Courtesy of Paul Quinn College
The exterior of Paul Quinn College in Dallas.

Dallas’ Paul Quinn College has earned federal recognition as an official “work college,” making it the first urban, Historically Black College and University and the ninth college in the country to earn the designation.

Paul Quinn College got word Monday from the U.S. Department of Education that its application had been approved. As an official work college, Paul Quinn will receive federal funding through an allocation within the federal work-study program. 

Two years ago, as KERA reported, the college adopted the work college model, where everyone who lives on campus works for the school in some form — such as tending the farm on campus — to graduate with less than $10,000 of student loan debt.

President Michael Sorrell took over Paul Quinn in 2007, when it nearly lost its accreditation. He cut the football program and turned the field into a farm. It provides not only work opportunities for students but also fresh food benefiting the food desert in the poor neighborhood where the school is located. Students work on the farm and sell the extra food. 

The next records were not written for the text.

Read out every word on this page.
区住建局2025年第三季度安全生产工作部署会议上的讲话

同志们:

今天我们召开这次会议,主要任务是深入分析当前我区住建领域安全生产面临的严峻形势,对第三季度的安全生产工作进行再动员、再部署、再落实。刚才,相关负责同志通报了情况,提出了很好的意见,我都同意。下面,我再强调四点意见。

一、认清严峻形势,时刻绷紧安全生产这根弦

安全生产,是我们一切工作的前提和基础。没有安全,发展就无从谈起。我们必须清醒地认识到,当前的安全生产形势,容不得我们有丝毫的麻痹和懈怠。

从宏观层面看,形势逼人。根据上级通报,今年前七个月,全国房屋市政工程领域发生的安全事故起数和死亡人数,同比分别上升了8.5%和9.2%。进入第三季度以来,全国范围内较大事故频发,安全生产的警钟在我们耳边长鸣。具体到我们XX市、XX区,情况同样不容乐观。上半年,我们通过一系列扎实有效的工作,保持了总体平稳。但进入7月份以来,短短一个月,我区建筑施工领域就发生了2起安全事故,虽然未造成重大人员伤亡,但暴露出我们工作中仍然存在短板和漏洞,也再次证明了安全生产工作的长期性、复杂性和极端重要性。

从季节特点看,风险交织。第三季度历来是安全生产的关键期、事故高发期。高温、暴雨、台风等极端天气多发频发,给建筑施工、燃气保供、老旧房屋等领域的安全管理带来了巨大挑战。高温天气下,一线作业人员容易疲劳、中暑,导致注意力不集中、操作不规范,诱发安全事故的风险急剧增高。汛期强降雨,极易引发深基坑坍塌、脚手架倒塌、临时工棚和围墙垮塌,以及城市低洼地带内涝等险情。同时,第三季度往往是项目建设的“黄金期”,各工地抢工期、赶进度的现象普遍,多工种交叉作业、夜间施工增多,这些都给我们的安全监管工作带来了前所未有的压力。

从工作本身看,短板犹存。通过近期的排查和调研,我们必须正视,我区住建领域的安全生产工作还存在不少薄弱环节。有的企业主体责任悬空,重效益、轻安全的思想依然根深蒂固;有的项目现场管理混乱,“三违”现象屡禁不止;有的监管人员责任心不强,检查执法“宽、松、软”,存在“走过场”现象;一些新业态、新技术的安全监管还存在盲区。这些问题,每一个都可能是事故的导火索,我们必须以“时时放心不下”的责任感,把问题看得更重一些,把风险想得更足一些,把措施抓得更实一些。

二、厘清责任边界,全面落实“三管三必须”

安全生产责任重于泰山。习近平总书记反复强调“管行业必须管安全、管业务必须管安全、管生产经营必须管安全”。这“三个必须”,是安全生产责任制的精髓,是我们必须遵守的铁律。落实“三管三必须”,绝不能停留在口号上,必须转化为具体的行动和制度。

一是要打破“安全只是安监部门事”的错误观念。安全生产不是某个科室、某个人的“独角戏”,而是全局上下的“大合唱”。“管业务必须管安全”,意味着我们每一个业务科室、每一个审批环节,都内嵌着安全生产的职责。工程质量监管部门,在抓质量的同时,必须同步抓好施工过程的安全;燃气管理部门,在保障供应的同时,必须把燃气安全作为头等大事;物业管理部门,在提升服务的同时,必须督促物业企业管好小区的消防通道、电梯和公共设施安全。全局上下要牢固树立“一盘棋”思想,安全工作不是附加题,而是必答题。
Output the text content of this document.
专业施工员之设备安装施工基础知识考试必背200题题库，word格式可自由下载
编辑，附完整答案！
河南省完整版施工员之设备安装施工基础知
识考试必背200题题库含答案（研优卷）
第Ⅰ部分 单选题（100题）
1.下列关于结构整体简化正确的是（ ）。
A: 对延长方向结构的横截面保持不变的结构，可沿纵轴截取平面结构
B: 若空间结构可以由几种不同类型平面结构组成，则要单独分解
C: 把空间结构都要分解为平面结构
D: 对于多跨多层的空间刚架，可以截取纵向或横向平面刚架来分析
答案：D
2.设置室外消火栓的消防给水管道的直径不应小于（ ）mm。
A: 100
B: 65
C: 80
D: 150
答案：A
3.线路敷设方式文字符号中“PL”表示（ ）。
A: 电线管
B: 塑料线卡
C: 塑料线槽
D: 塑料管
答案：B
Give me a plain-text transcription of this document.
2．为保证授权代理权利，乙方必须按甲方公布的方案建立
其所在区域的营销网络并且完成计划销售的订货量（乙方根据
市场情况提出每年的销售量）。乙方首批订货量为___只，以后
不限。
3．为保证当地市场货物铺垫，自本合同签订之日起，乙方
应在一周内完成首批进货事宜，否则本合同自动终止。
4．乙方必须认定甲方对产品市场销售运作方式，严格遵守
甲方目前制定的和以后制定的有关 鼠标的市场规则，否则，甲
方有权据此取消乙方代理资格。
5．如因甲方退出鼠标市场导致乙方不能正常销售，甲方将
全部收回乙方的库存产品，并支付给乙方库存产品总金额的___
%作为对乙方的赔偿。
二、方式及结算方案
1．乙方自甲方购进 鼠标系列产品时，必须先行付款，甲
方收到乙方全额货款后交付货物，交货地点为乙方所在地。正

Watch a special from PBS Newshour about Paul Quinn College

Students work between 10 and 20 hours per week and between 300 and 400 hours per academic year in order to earn the full tuition grant of $5,000 and cash payment between $1,000 and $1,500, according to the school’s site.

“It’s a complete change in the way that the institution has done business for the 140-plus years that it has been in existence,” Sorrell told KERA.

In 2014, Sorrell began efforts to find jobs for all freshmen on campus and the following year, all freshmen and sophomores had them. Now, all full-time, residential students regardless of their financial need are required to participate in the work program.

Paul Quinn joins a handful of other federally recognized work colleges — all in rural areas — in the country. Schools in the consortium include Alice Lloyd College and Berea College in Kentucky, Blackburn College in Illinois, College of the Ozarks in Missouri, Ecclesia College in Arkansas, Sterling College in Vermont, and Warren Wilson College in North Carolina. Bethany Global University is also recognized as a work college, but it has yet to join Work College Consortium. 

The southern Dallas school is a small, private, four-year institution founded on April 4, 1872 by a group of African Methodist Episcopal Church preachers in Austin. The school’s original purpose was to educate freed slaves and their children. It now serves students of all races and socioeconomic classes.